No matter what job you have, there are always days when you Just. Can't. Take. It. There are always times when you want to quit. So I am writing this post for those days- which I know will come- as a reminder for myself: I really do actually love my job. I enjoy what I do. I'm good at what I do. And not everyone has that privilege. 

It was a good first day of school. I have tremendous colleagues. Seriously. None of them are allowed to leave or transfer to other departments because our 6th grade team rocks. And we had multiple awesome people jump in and help us this morning as we taught roughly 100 eleven year olds how to open a combination lock. In humid 90 degree weather. In outdoor hallways. That's a lot of little sweaty hands. 

And I have amazing students. I had one 6th grader assigned to helping some new students navigate their first week at ICS. She wrote to me today about how she might be talking in class a little bit but that I should not be concerned- she would be helping her "ambassidees" (she being their 'ambassador'). And sure enough, every time I saw them today they were a little trio. Others treaded through their first day in the midst of last minute schedule changes or broken lockers or extra long lunch lines. My 7th grade Spanish class followed along and got the gist of things and even laughed and smiled as I started off their introductory level class with some language immersion. One of my former students, now an 11th grader (have I really been here that long?) spent part of her summer watering my plants. She stopped by today to give me my keys and chat for a bit- and I love it when my old "kids" stop in. 

I love how new school years give all of us a fresh start. Even when I get behavior reports or academic scores for a kid, if I haven't met them they still get to make a first impression. But it goes the other way too. I get a fresh start with the students I haven't taught before. I get to find better ways to relate to them, better strategies for teaching them, better ideas for supporting them. 

So first day of school, thank you. Thanks for reminding me of why I do this and what I love about it. But also, you are a bit exhausting, so thank for being over too. 


Saturday, August 2, 2014

Make new friends, but keep the old

Coming back this year means not only readjusting to life in Thailand and being back at work, but also life without some key individuals. Those friendships, though certainly not over, do move to a new phase and I do have to keep moving here with building on other friendships and making new ones. Without any family around, friends play a much bigger role and many of them even become like family. All the coming and going is part of life abroad, but it's not a part that I have to like. 
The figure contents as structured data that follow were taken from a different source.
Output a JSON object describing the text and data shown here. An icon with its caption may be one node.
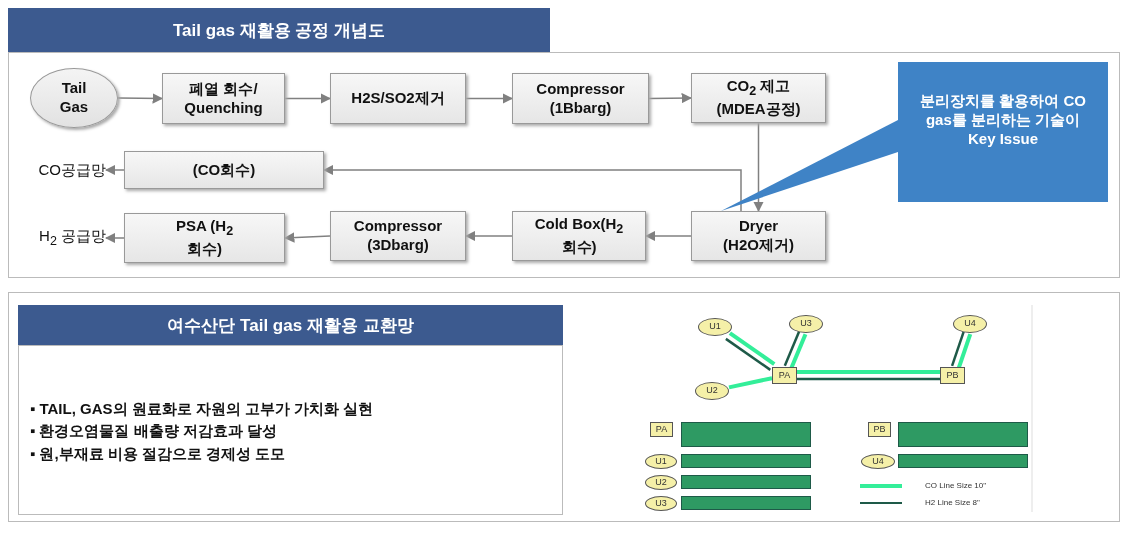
{
  "diagram": {
    "title": "Tail gas 재활용 공정 개념도",
    "nodes": [
      {
        "text": [
          "Tail Gas"
        ]
      },
      {
        "text": [
          "폐열 회수/ Quenching"
        ]
      },
      {
        "text": [
          "H2S/SO2제거"
        ]
      },
      {
        "text": [
          "Compressor (1Bbarg)"
        ]
      },
      {
        "text": [
          "CO$_{2}$ 제고 (MDEA공정)"
        ]
      },
      {
        "text": [
          "Dryer (H2O제거)"
        ]
      },
      {
        "text": [
          "(CO회수)"
        ]
      },
      {
        "text": [
          "Cold Box(H$_{2}$ 회수)"
        ]
      },
      {
        "text": [
          "Compressor (3Dbarg)"
        ]
      },
      {
        "text": [
          "PSA (H$_{2}$ 회수)"
        ]
      },
      {
        "text": [
          "분리장치를 활용하여 CO gas를 분리하는 기술이 Key Issue"
        ]
      },
      {
        "text": [
          "CO공급망"
        ]
      },
      {
        "text": [
          "H$_{2}$ 공급망"
        ]
      },
      {
        "text": [
          "U1"
        ]
      },
      {
        "text": [
          "U3"
        ]
      },
      {
        "text": [
          "U4"
        ]
      },
      {
        "text": [
          "PA"
        ]
      },
      {
        "text": [
          "PB"
        ]
      },
      {
        "text": [
          "U2"
        ]
      },
      {
        "text": [
          "PA"
        ]
      },
      {
        "text": [],
        "shape": "bar"
      },
      {
        "text": [
          "U1"
        ]
      },
      {
        "text": [],
        "shape": "bar"
      },
      {
        "text": [
          "U2"
        ]
      },
      {
        "text": [],
        "shape": "bar"
      },
      {
        "text": [
          "U3"
        ]
      },
      {
        "text": [],
        "shape": "bar"
      },
      {
        "text": [
          "PB"
        ]
      },
      {
        "text": [],
        "shape": "bar"
      },
      {
        "text": [
          "U4"
        ]
      },
      {
        "text": [],
        "shape": "bar"
      }
    ],
    "edges": [
      {
        "from": 0,
        "to": 1,
        "arrow": "to"
      },
      {
        "from": 1,
        "to": 2,
        "arrow": "to"
      },
      {
        "from": 2,
        "to": 3,
        "arrow": "to"
      },
      {
        "from": 3,
        "to": 4,
        "arrow": "to"
      },
      {
        "from": 4,
        "to": 5,
        "arrow": "to"
      },
      {
        "from": 5,
        "to": 6,
        "arrow": "to"
      },
      {
        "from": 5,
        "to": 7,
        "arrow": "to"
      },
      {
        "from": 7,
        "to": 8,
        "arrow": "to"
      },
      {
        "from": 8,
        "to": 9,
        "arrow": "to"
      },
      {
        "from": 6,
        "to": 11,
        "arrow": "to"
      },
      {
        "from": 9,
        "to": 12,
        "arrow": "to"
      },
      {
        "from": 10,
        "to": 5,
        "arrow": "none",
        "color": "#3f83c6"
      },
      {
        "from": 13,
        "to": 16,
        "arrow": "none",
        "style": "thick",
        "color": "#33ee99"
      },
      {
        "from": 13,
        "to": 16,
        "arrow": "none",
        "color": "#1e5a48"
      },
      {
        "from": 14,
        "to": 16,
        "arrow": "none",
        "style": "thick",
        "color": "#33ee99"
      },
      {
        "from": 14,
        "to": 16,
        "arrow": "none",
        "color": "#1e5a48"
      },
      {
        "from": 18,
        "to": 16,
        "arrow": "none",
        "style": "thick",
        "color": "#33ee99"
      },
      {
        "from": 16,
        "to": 17,
        "arrow": "none",
        "style": "thick",
        "color": "#33ee99"
      },
      {
        "from": 16,
        "to": 17,
        "arrow": "none",
        "color": "#1e5a48"
      },
      {
        "from": 15,
        "to": 17,
        "arrow": "none",
        "style": "thick",
        "color": "#33ee99"
      },
      {
        "from": 15,
        "to": 17,
        "arrow": "none",
        "color": "#1e5a48"
      }
    ],
    "labels": [
      "여수산단 Tail gas 재활용 교환망",
      "▪ TAIL, GAS의 원료화로 자원의 고부가 가치화 실현",
      "▪ 환경오염물질 배출량 저감효과 달성",
      "▪ 원,부재료 비용 절감으로 경제성 도모"
    ],
    "legend": [
      {
        "text": "CO Line  Size 10\""
      },
      {
        "text": "H2 Line  Size 8\""
      }
    ]
  }
}
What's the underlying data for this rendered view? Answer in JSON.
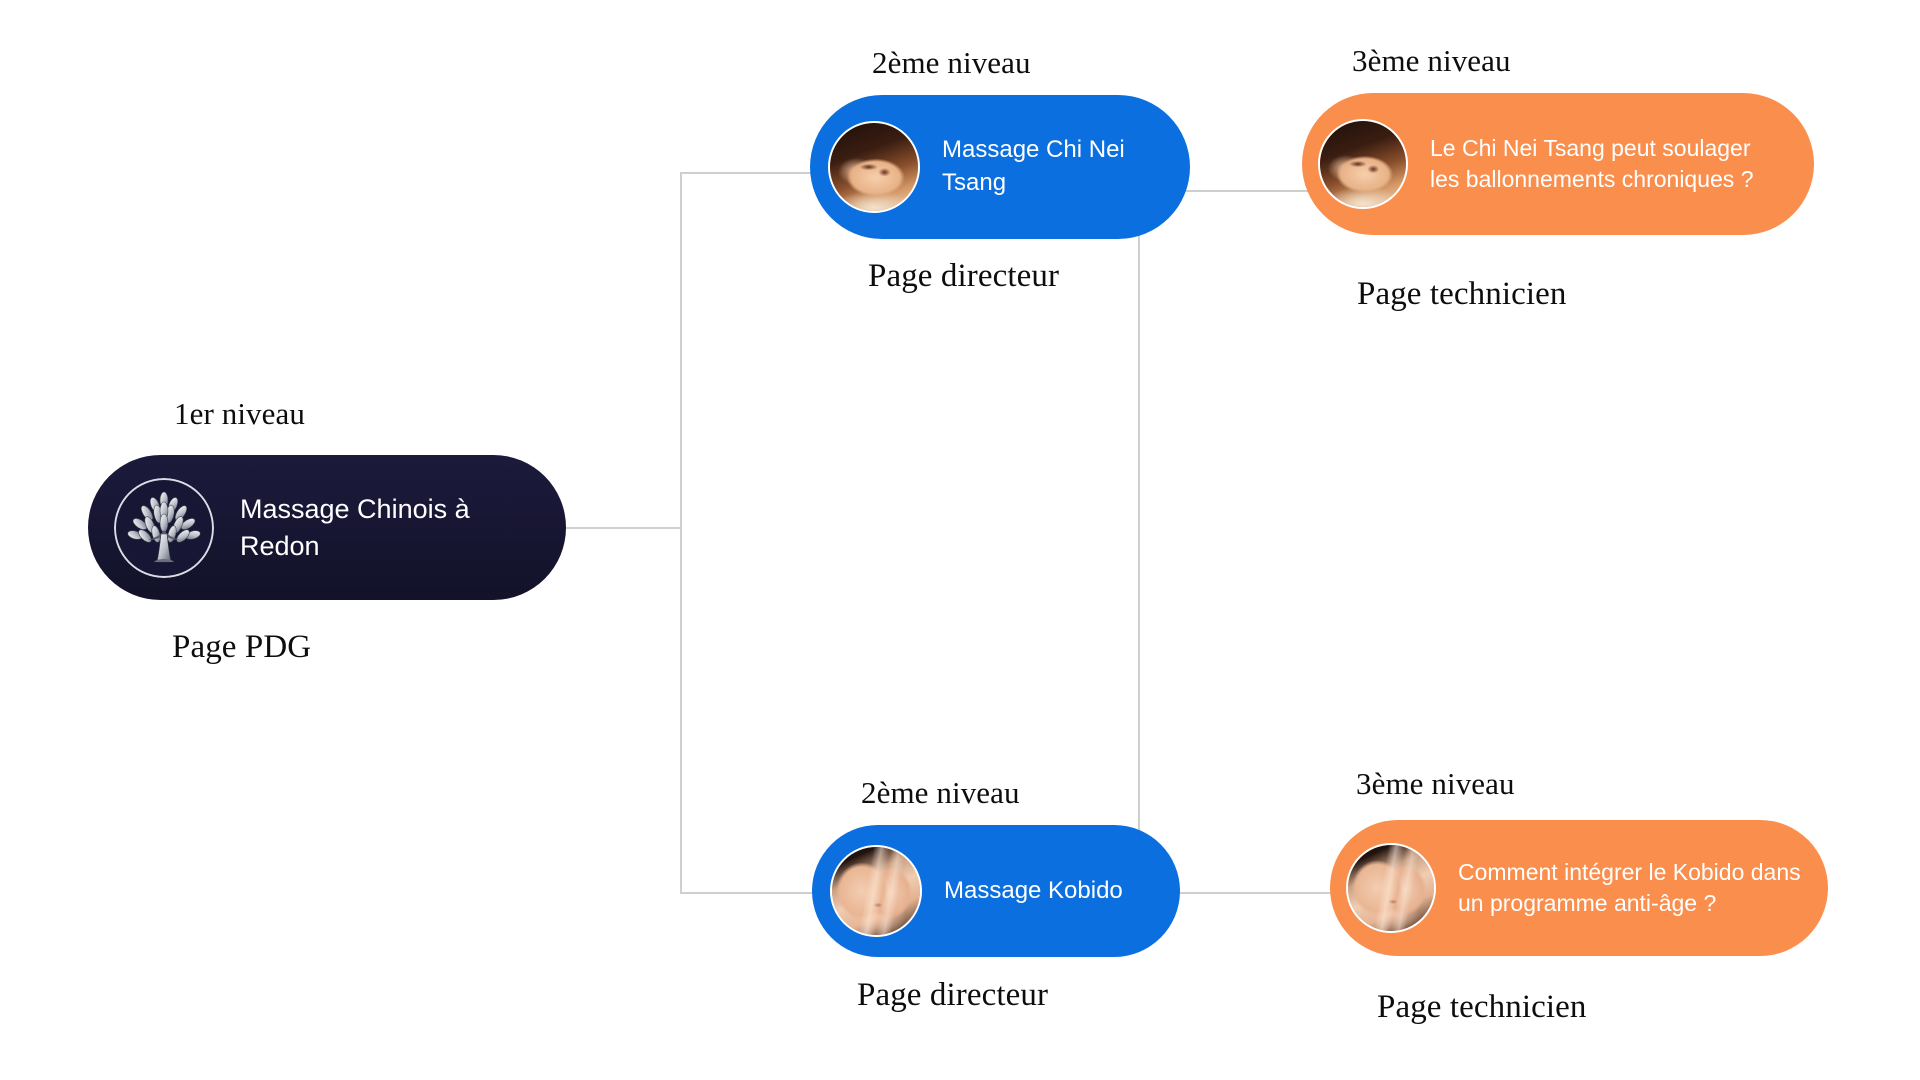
{
  "diagram": {
    "title_levels": {
      "level1": "1er niveau",
      "level2": "2ème niveau",
      "level3": "3ème niveau"
    },
    "roles": {
      "pdg": "Page PDG",
      "directeur": "Page directeur",
      "technicien": "Page technicien"
    },
    "colors": {
      "background": "#ffffff",
      "root_node": "#171634",
      "level2_node": "#0b6fe0",
      "level3_node": "#fa8e4d",
      "connector": "#cfcfcf",
      "node_text": "#ffffff",
      "caption_text": "#0d0d0d"
    },
    "nodes": [
      {
        "id": "root",
        "level_label": "1er niveau",
        "role_label": "Page PDG",
        "label": "Massage Chinois à Redon",
        "icon": "tree-logo-icon",
        "color": "#171634"
      },
      {
        "id": "branch-1",
        "level_label": "2ème niveau",
        "role_label": "Page directeur",
        "label": "Massage Chi Nei Tsang",
        "icon": "massage-photo-avatar",
        "color": "#0b6fe0"
      },
      {
        "id": "leaf-1",
        "level_label": "3ème niveau",
        "role_label": "Page technicien",
        "label": "Le Chi Nei Tsang peut soulager les ballonnements chroniques ?",
        "icon": "massage-photo-avatar",
        "color": "#fa8e4d"
      },
      {
        "id": "branch-2",
        "level_label": "2ème niveau",
        "role_label": "Page directeur",
        "label": "Massage Kobido",
        "icon": "kobido-photo-avatar",
        "color": "#0b6fe0"
      },
      {
        "id": "leaf-2",
        "level_label": "3ème niveau",
        "role_label": "Page technicien",
        "label": "Comment intégrer le Kobido dans un programme anti-âge ?",
        "icon": "kobido-photo-avatar",
        "color": "#fa8e4d"
      }
    ]
  }
}
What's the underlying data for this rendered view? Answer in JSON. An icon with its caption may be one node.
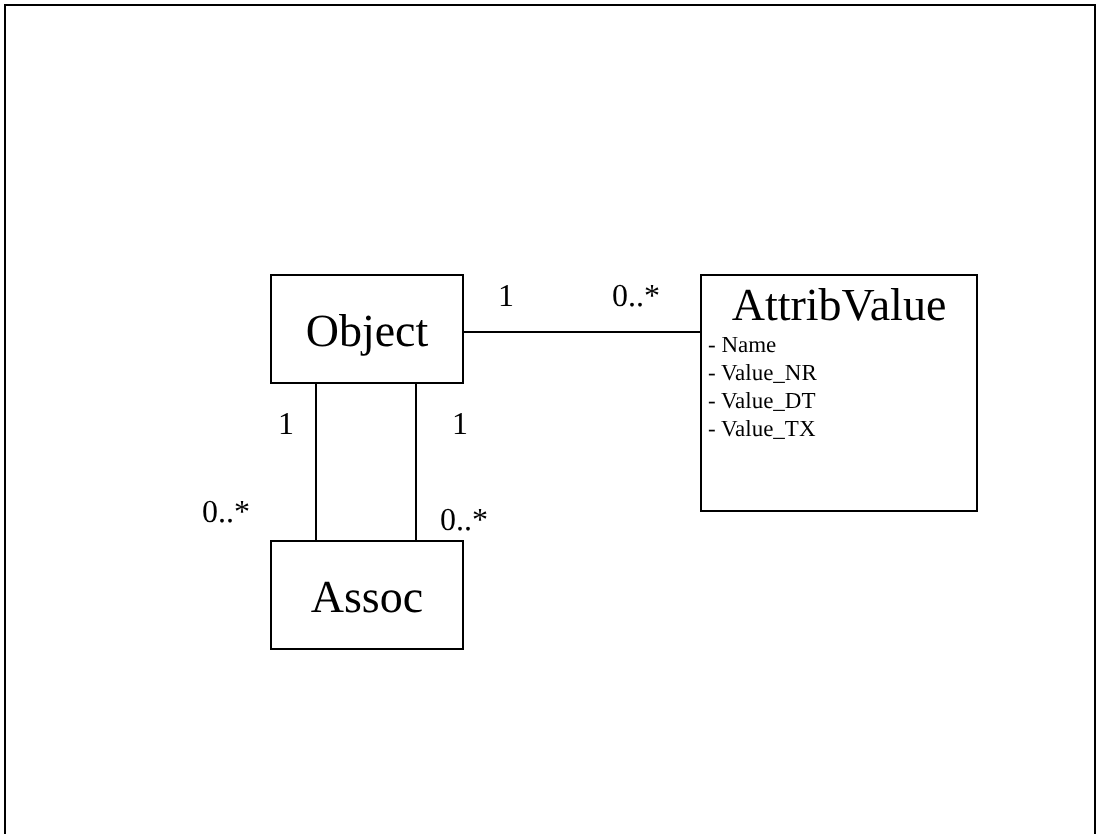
{
  "diagram": {
    "nodes": [
      {
        "text": [
          "Object"
        ]
      },
      {
        "text": [
          "AttribValue",
          "- Name",
          "- Value_NR",
          "- Value_DT",
          "- Value_TX"
        ]
      },
      {
        "text": [
          "Assoc"
        ]
      }
    ],
    "edges": [
      {
        "from": 0,
        "to": 1,
        "arrow": "none"
      },
      {
        "from": 0,
        "to": 2,
        "arrow": "none"
      },
      {
        "from": 0,
        "to": 2,
        "arrow": "none"
      }
    ],
    "labels": [
      "1",
      "0..*",
      "1",
      "1",
      "0..*",
      "0..*"
    ]
  }
}
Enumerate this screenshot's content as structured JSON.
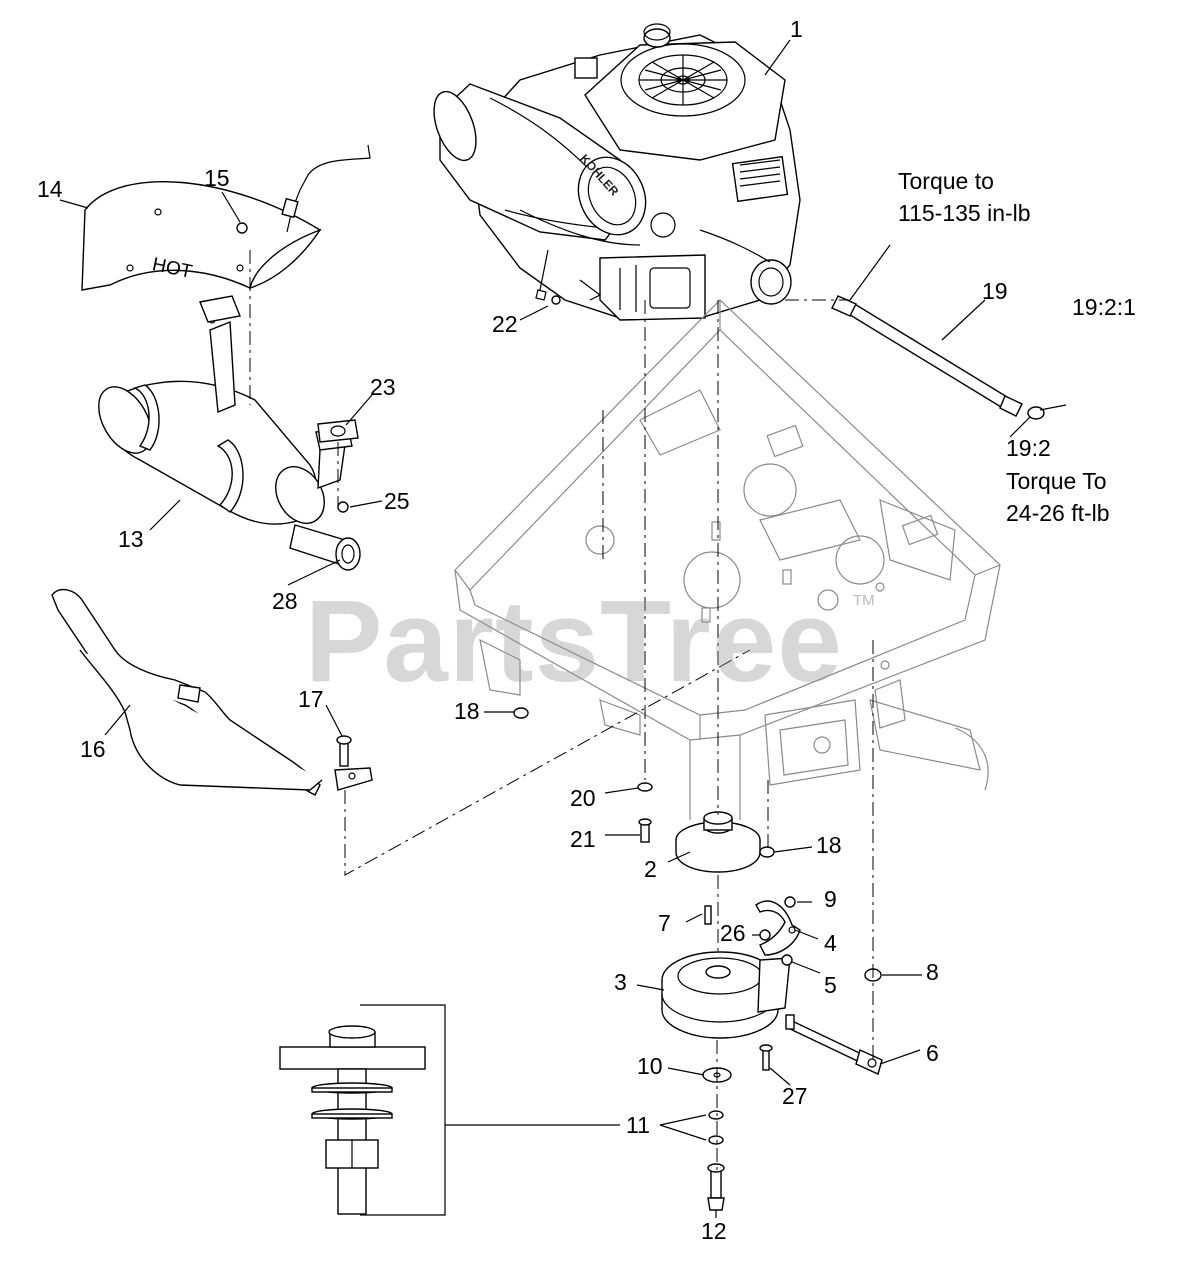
{
  "watermark": {
    "text": "PartsTree",
    "tm": "TM"
  },
  "labels": {
    "hot": "HOT",
    "engine_brand": "KOHLER"
  },
  "callouts": [
    {
      "id": "1",
      "text": "1"
    },
    {
      "id": "2",
      "text": "2"
    },
    {
      "id": "3",
      "text": "3"
    },
    {
      "id": "4",
      "text": "4"
    },
    {
      "id": "5",
      "text": "5"
    },
    {
      "id": "6",
      "text": "6"
    },
    {
      "id": "7",
      "text": "7"
    },
    {
      "id": "8",
      "text": "8"
    },
    {
      "id": "9",
      "text": "9"
    },
    {
      "id": "10",
      "text": "10"
    },
    {
      "id": "11",
      "text": "11"
    },
    {
      "id": "12",
      "text": "12"
    },
    {
      "id": "13",
      "text": "13"
    },
    {
      "id": "14",
      "text": "14"
    },
    {
      "id": "15",
      "text": "15"
    },
    {
      "id": "16",
      "text": "16"
    },
    {
      "id": "17",
      "text": "17"
    },
    {
      "id": "18a",
      "text": "18"
    },
    {
      "id": "18b",
      "text": "18"
    },
    {
      "id": "19",
      "text": "19"
    },
    {
      "id": "20",
      "text": "20"
    },
    {
      "id": "21",
      "text": "21"
    },
    {
      "id": "22",
      "text": "22"
    },
    {
      "id": "23",
      "text": "23"
    },
    {
      "id": "25",
      "text": "25"
    },
    {
      "id": "26",
      "text": "26"
    },
    {
      "id": "27",
      "text": "27"
    },
    {
      "id": "28",
      "text": "28"
    },
    {
      "id": "19-2-1",
      "text": "19:2:1"
    },
    {
      "id": "19-2",
      "text": "19:2"
    }
  ],
  "notes": {
    "torque_19_line1": "Torque to",
    "torque_19_line2": "115-135 in-lb",
    "torque_19_2_line1": "Torque To",
    "torque_19_2_line2": "24-26 ft-lb"
  }
}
And so I walk into this new school year with open arms, ready to push and stretch and try new things. This morning I ran to the park/market with a group of women from our community who run there on Saturday mornings. It's a group I've been aware of since I arrived, but the first time I've stepped out and joined them. I knew all of the ladies there today, but they are not people I see often or really know well and it was a stretch for me to be willing to run with other people (I don't go real fast). So I am proud of that. And I'm excited for things I have in the next few weeks that will help me step out a bit more and make connections with people. But I am also a bit heavy hearted and you know, that's okay. It's okay to miss my friends and colleagues, to step back from time to time and say yeah, this sucks. For the most part, this week has been too busy to dwell in it too much, but it has still been strange and hard to not have them around. I am very thankful for those who are still here, especially my closest friends who are missing the same people I am. In such a transient community, I am grateful for every bit of continuity I can hold onto. 

I also walk into this school year with an ever growing list of people to keep up with long distance. While free texting apps certainly make that easier, there's still a limit to how much time you have for friends and family who are far away. So we juggle it as best we can and treasure the times we do get to talk or Skype or visit. I am so blessed to have friends spread across the globe and thankful for the efforts they make to maintain our friendship over the miles and years.